You wouldn't say a good word nor put in 5 damned cents for the campaign of the republican candidate for County Commsioner in Dearborn County. I asked you for your help. you didn't even have he courtesy to answer O. K. or forget it. Essentially your silence boosted the campaign of a democrat. Too minor an election? Well all politics is local. Want to bet me that Sodrel loses Daerborn County again to a beatable second class political hack?? Neither you nor the State Republican Chair, Murry Clark give a damn.

Are you scared of the Dearborn County RINO party? Are you a RINO?

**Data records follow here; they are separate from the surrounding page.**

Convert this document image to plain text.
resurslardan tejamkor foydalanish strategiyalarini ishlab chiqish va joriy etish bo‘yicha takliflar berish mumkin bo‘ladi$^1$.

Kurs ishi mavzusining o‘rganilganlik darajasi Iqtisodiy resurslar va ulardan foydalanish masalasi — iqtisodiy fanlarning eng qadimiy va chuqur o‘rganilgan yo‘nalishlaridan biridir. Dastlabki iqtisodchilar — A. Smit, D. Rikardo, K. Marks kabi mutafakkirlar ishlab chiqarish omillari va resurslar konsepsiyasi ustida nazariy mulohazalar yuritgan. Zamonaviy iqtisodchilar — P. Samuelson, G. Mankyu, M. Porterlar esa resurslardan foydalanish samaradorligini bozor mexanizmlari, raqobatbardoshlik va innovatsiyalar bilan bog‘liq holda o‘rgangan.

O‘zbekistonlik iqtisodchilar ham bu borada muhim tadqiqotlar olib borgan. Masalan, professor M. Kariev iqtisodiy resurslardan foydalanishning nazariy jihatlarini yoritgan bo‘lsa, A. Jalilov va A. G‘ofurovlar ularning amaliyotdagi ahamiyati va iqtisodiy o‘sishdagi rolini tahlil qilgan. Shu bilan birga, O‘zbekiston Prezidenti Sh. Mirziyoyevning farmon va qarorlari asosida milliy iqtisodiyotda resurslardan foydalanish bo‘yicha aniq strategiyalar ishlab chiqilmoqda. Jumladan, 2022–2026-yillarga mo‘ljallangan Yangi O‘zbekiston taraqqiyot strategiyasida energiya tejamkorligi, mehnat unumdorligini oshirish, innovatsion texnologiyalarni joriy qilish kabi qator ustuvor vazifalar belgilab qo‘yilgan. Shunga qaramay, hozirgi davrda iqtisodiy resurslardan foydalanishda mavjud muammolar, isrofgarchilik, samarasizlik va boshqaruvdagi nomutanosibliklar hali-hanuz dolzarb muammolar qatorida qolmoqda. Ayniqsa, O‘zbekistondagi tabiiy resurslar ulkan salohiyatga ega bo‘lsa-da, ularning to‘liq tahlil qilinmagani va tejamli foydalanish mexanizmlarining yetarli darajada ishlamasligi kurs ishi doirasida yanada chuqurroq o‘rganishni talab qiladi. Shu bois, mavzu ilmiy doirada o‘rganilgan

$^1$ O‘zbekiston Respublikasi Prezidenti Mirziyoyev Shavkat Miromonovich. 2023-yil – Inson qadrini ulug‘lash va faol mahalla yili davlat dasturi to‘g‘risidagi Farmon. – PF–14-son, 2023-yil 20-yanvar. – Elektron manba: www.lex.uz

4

When you want to run for president, as I believe that you do, I'll bet you that we won't help.

Anonymous said...

On the local level, maybe if a few development stooges would not use our tax dollars as their petty cash fund, that would go a long way in lowering our taxes!

Anonymous said...

Let us broaden our tax base by giving away tax abatements and forcing taxpayers to get loans to finance someone else's business interests.

While it may not "literally" broaden our tax base, it will help a few realtors/developers/bankers/lawyers pay their tax bills.

Anonymous said...

Crazy Al's at it again!

Anonymous said...

Crazy Al's at it again!

I see you graduated from your "Boogy Man" comments!

Now you are a two note dimbulb!

You probably have a bit of trouble in relationships, do you not?

Someday you will find the right person for you!

Someone who does not require both wit and intelligence in a mate!

adc said...

MItch's plan sounds relatively decent. But it does give the STATE more say in local government. Have local officials here done anything to be see how the locals want their government to be structured? Of is Mitch and the legislature deciding FOR us?
Having an assessor who hires outside appraisers sounds like more privatization.

Anonymous said...

"I will propose the elimination of all political assessors and the appointment by each County Council of a single, qualified and certified assessor to oversee trained professionals in conducting future appraisals.

Uh Oh!!!

Looks like we will soon have another member of Ewbank and Kramer as the Council Attorney for the County Council!!!

Anonymous said...

"3% for other businesses"---translation to that statement is farmers will pay 3%. This deal won't fly as written or stated...sorry Mitch.